Defending lawsuits and managing trials is a major focus area and expense category for insurers—whether they are defending insureds against liability claims or defending themselves in coverage and bad-faith actions. There are many reasons why an involved party may file a lawsuit: impasse during negotiations, lawsuit at first notice of claim, inefficient claim handling, allegations of bad faith, etc. Based on our experience and industry financial data, we find that anywhere from 3-8 percent of direct written premiums are spent on managing litigation. The complexity of issues involved with litigation varies across lines of business. As the underlying risk becomes more complex, we find that the claims in suit percentage increases exponentially.
Executive Summary
Following up an earlier article advising carriers about how to use analytics as a tool to prevent claims from moving into litigation, two veteran analytics officers affiliated with EXL Services move on to the application of analytics when litigation can't be avoided. Here, they argue that the combination of internal structured and unstructured insurance company data, external legal data and advanced analytics can help carriers make decisions about when to use in-house or outside counsel, the best law firms to engage for specific types of claims, and even help them make predictions about whether cases argued by a specific plaintiffs' attorney or brought before a certain judge are likely to settle. The prior article in this series is "How to Avoid Litigation With Pre-Suit Claims Analytics."In the private passenger auto line, the Insurance Research Council reported in 2019 that the average bodily injury claim cost rose by 31 percent from 2008 through 2017. Litigation cost is a big driver of this, with 52 percent of bodily injury claimants hiring attorneys in 2017, according to a 2018 IRC report. Unsettled claims lead to lawsuits, forcing insurers to hire defense counsel, which can quickly escalate the claim cost upward of $50,000.
Apart from increases in claim cost and expense, lawsuits also have an adverse impact on claim resolution time, also known as cycle time. According to the 2019 CLM Litigation Management Study, 80 percent of the insurers confirmed that the majority of litigated claims are settled far deeper into the litigation process than necessary.
Analytics Framework
Senior management at three out of four property carriers is reported to be paying closer attention to the effectiveness of their litigation management practices, according to a study by the Claims and Litigation Management Alliance. In our article, “How to Avoid Litigation With Pre-Suit Claims Analytics,” we described an analytics-driven approach to reduce the percentage of claims in suit.
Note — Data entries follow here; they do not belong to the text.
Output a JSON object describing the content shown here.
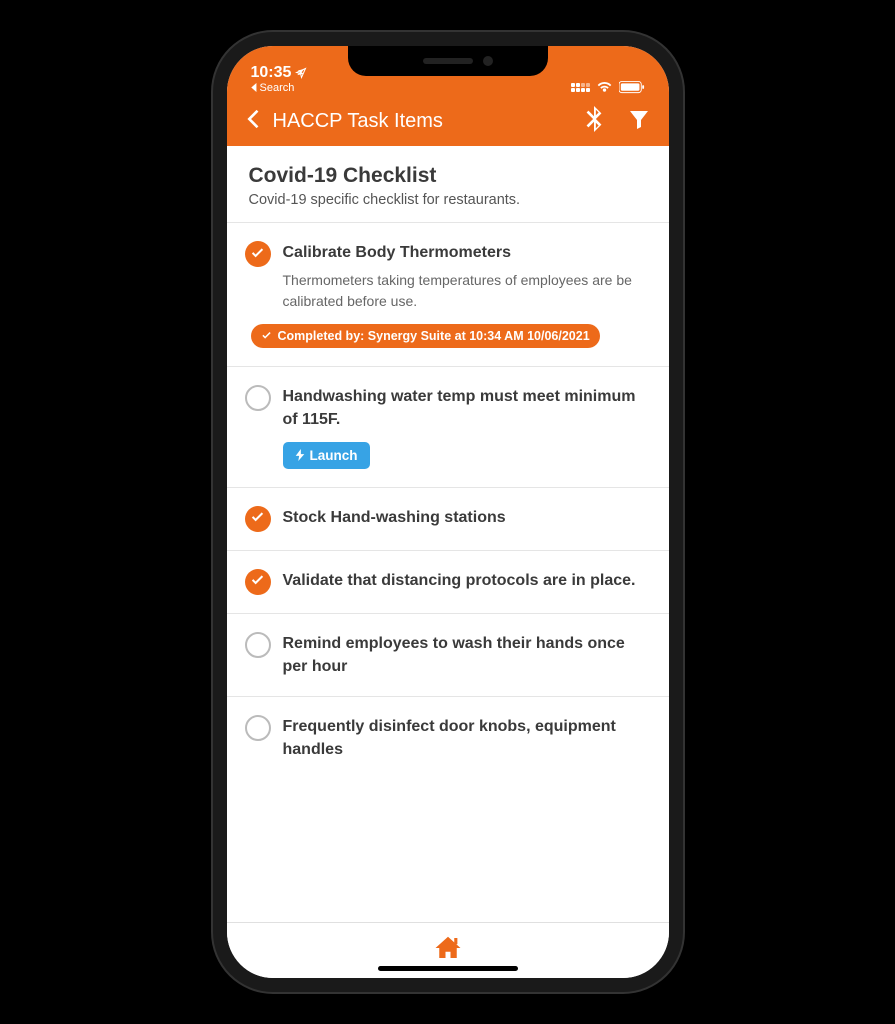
{
  "status": {
    "time": "10:35",
    "back_label": "Search"
  },
  "nav": {
    "title": "HACCP Task Items"
  },
  "page": {
    "title": "Covid-19 Checklist",
    "subtitle": "Covid-19 specific checklist for restaurants."
  },
  "tasks": [
    {
      "done": true,
      "title": "Calibrate Body Thermometers",
      "desc": "Thermometers taking temperatures of employees are be calibrated before use.",
      "completed_by": "Completed by: Synergy Suite at 10:34 AM 10/06/2021"
    },
    {
      "done": false,
      "title": "Handwashing water temp must meet minimum of 115F.",
      "launch_label": "Launch"
    },
    {
      "done": true,
      "title": "Stock Hand-washing stations"
    },
    {
      "done": true,
      "title": "Validate that distancing protocols are in place."
    },
    {
      "done": false,
      "title": "Remind employees to wash their hands once per hour"
    },
    {
      "done": false,
      "title": "Frequently disinfect door knobs, equipment handles"
    }
  ]
}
Here, we lay out a framework, which is a combination of descriptive, prescriptive and predictive analytics techniques that can provide actionable insights to claim adjusters and help in driving favorable litigation outcomes and efficient claim handling. The tools developed as part of this framework can have a direct impact on key metrics like average total cost per case, legal expense per case, cycle time (days to resolution), the allocated loss adjustment expense portion of a loss ratio, allocated legal loss adjustment expense portion of a loss ratio, as well as average or median bill rates by claim type.